Once again, the fiction follows fact. In March and April, 1975, I repeatedly warned the U.S. Ambassador, Graham Martin, that a North Vietnamese attack on Saigon was imminent. My signals intelligence data was rejected as successful North Vietnamese communications deception. The Ambassador forbade evacuation and even preparations for evacuation. I cheated and got 41 of my 43 subordinates and their wives and children out of the country before the end.

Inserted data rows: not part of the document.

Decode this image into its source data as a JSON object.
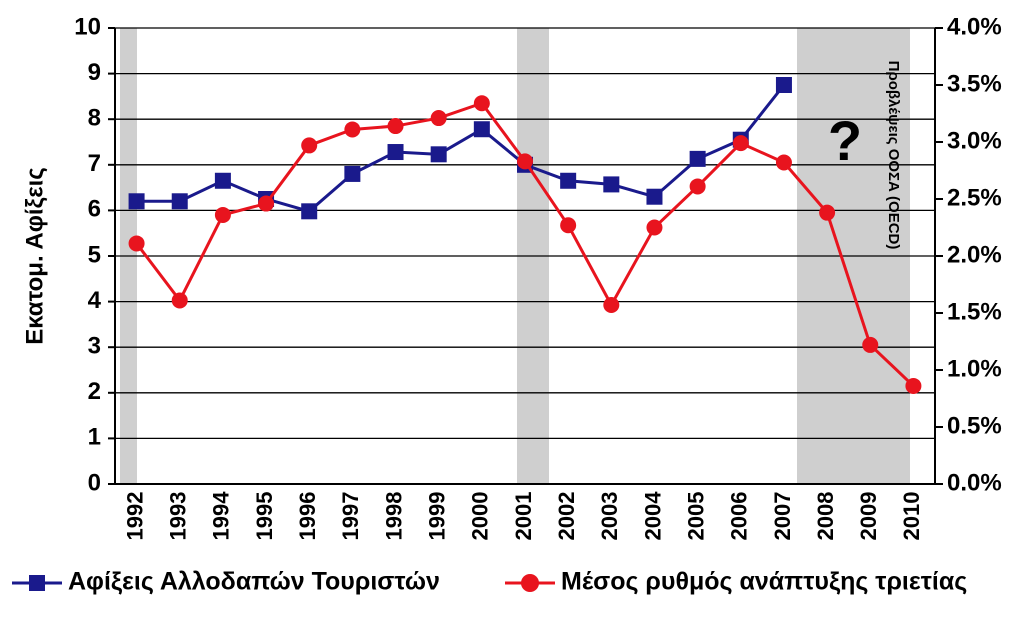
{
  "chart_data": {
    "type": "line",
    "y_label": "Εκατομ. Αφίξεις",
    "annotations": [
      "?",
      "Προβλέψεις ΟΟΣΑ (OECD)"
    ],
    "categories": [
      "1992",
      "1993",
      "1994",
      "1995",
      "1996",
      "1997",
      "1998",
      "1999",
      "2000",
      "2001",
      "2002",
      "2003",
      "2004",
      "2005",
      "2006",
      "2007",
      "2008",
      "2009",
      "2010"
    ],
    "series": [
      {
        "name": "Αφίξεις Αλλοδαπών Τουριστών",
        "color": "#1a1a8c",
        "marker": "square",
        "values": [
          6.2,
          6.2,
          6.65,
          6.25,
          5.98,
          6.8,
          7.28,
          7.23,
          7.78,
          7.0,
          6.65,
          6.57,
          6.3,
          7.13,
          7.55,
          8.75,
          null,
          null,
          null
        ]
      },
      {
        "name": "Μέσος ρυθμός ανάπτυξης τριετίας",
        "color": "#e8141e",
        "marker": "circle",
        "axis": "y2",
        "values": [
          2.11,
          1.61,
          2.36,
          2.46,
          2.97,
          3.11,
          3.14,
          3.21,
          3.34,
          2.83,
          2.27,
          1.57,
          2.25,
          2.61,
          2.99,
          2.82,
          2.38,
          1.22,
          0.86
        ]
      }
    ],
    "ylim": [
      0,
      10
    ],
    "yticks": [
      0,
      1,
      2,
      3,
      4,
      5,
      6,
      7,
      8,
      9,
      10
    ],
    "y2lim": [
      0,
      4
    ],
    "y2ticks": [
      {
        "value": 0,
        "label": "0.0%"
      },
      {
        "value": 0.5,
        "label": "0.5%"
      },
      {
        "value": 1,
        "label": "1.0%"
      },
      {
        "value": 1.5,
        "label": "1.5%"
      },
      {
        "value": 2,
        "label": "2.0%"
      },
      {
        "value": 2.5,
        "label": "2.5%"
      },
      {
        "value": 3,
        "label": "3.0%"
      },
      {
        "value": 3.5,
        "label": "3.5%"
      },
      {
        "value": 4,
        "label": "4.0%"
      }
    ],
    "grid": true,
    "legend": "bottom"
  }
}
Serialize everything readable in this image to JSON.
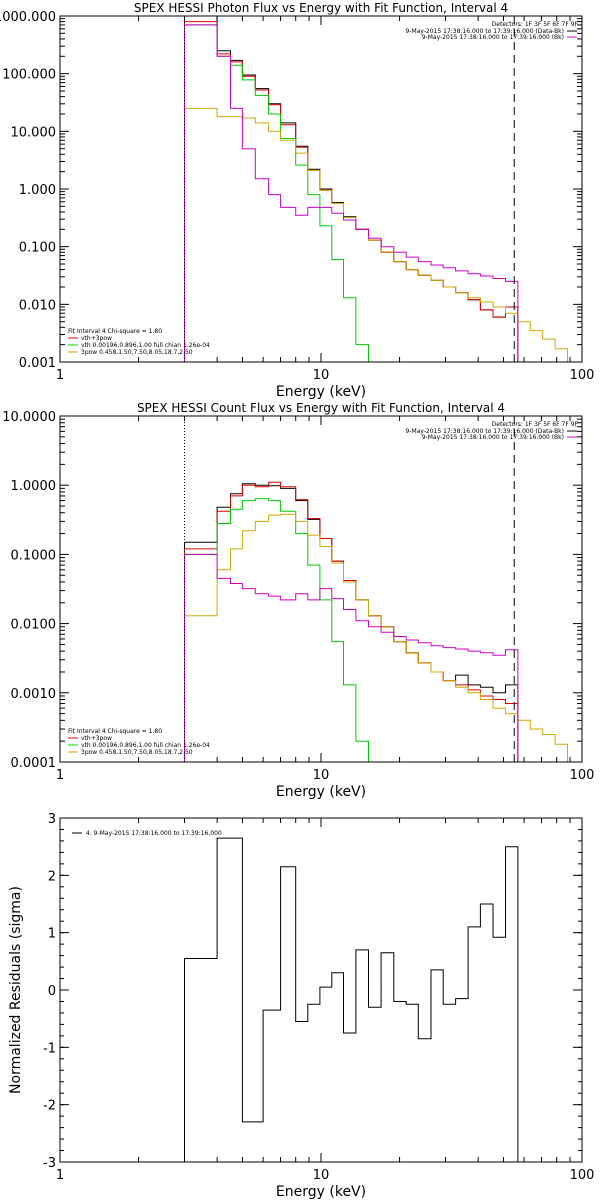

Fortunately, General Homer Smith, the Defense Attaché, disobeyed the Ambassador and proceeded with evacuation planning in conjunction with the Department of Defense and Command-in-Chief, Pacific. The two communicators who volunteered to stay with me to the end went out by helicopter on the afternoon of 29 April. I went out that evening under fire.
To my knowledge, labelling signals intelligence data as communications deception has been rare in our history. I never knew of a case in which the label was accurate. Those of us who worked on North Vietnamese communications knew the target backwards and forward. Anything false transmitted for the purpose of fooling us would have been immediately obvious. That’s because communications deception is extremely difficult to design and carry out and it’s so easy to detect.
My memories of the Ambassador’s refusal to accept the intelligence warning of a forthcoming attack make me all the more uneasy about what’s going on right now with President Trump. He dismisses valid intelligence and blames the intelligence agencies for leaking. In my years in the business, it was rare if ever that a member of the intelligence community leaked classified information to the press. When leaks occurred, the source nearly always turned out to be an intelligence customer, that is, a recipient of the finished intelligence. The culprits, more often than not, were members of Congress or their staffs.